Democrats raised their objections again during a Feb. 10 hearing of the House Energy, Technology and Federal Relations Committee.
“I am very concerned about this bill ... it is a bill to cut out the voice of Montanans,” said Rep. Denise Hayman, D-Bozeman. She said I-80 protected Montanans from costly mistakes made in other states.
She said the 1978 vote was not anti-nuke but that Montana wanted to be involved in a major, major energy decision.
Rep. Andrea Olsen, D-Missoula, was disappointed because people had worked so hard to make sure they had a say in such matters.
“Without the voice of the people, who are we?” she asked.
Rep.

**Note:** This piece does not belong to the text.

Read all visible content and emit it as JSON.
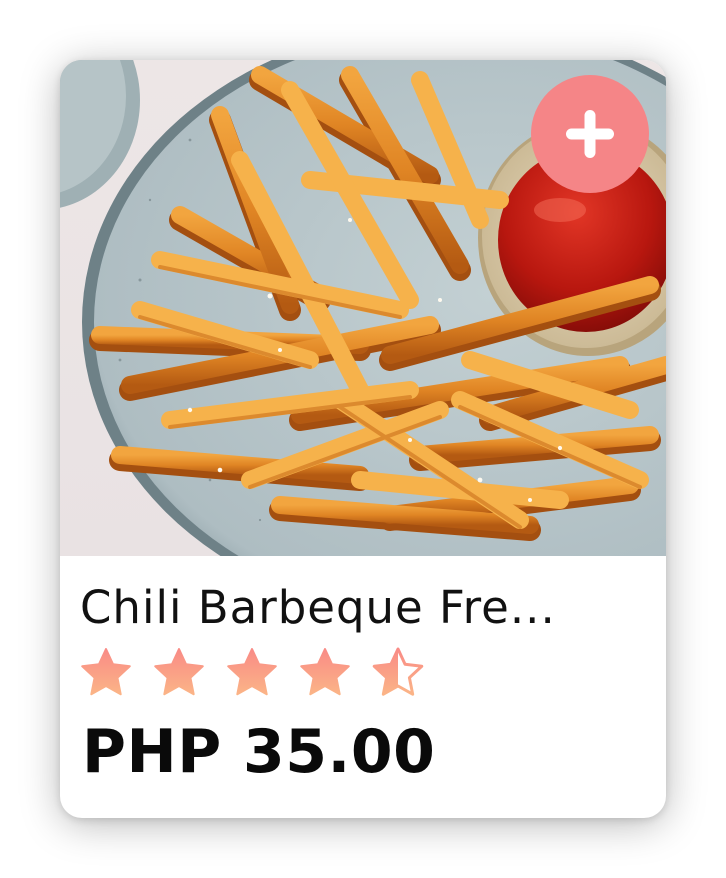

Katie Zolnikov, R-Billings, said nuclear power was the only energy source in Montana that had to jump through such hoops, and she would support Skees’ bill.
Skees said the choices about nuclear power before voters in 1978 are “vastly different” than today and need to come before the legislature again.
“There are a lot of choices in nuclear power that we can be exploring,” he said, noting all the bill does is repeal the prohibition and allows the legislature to set a course and hear both sides of the issue.
In other nuclear action, the Senate Energy and Telecommunications Committee on Thursday passed Senate Joint Resolution 3 by Sen. Terry Gauthier, R-Helena, that would have a legislative interim committee, or another panel, study the possibility of small nuclear reactors. The study needs to be completed by Sept. 15, 2022, SJ3 states.
Gauthier has said these will fit into Colstrip Power Plant’s footprint and the turbines can be fitted with the new reactors. Gauthier said officials should consider alternate energy that will help keep costs down.
Talen Energy and Puget Sound Energy shut down units 1 and 2 in early 2020 because they were no longer economically viable.
Units 3 and 4 remain in operation, though four of the power plants’ owners face coal power bans in Washington and Oregon beginning in 2025. NorthWestern Energy recently withdrew a bid to buy a larger share in the Colstrip coal power plan.
Several people spoke in favor of the bill, saying nuclear power was safer than it was 43 years ago, could provide a viable alternative to Montana and give the state more energy options.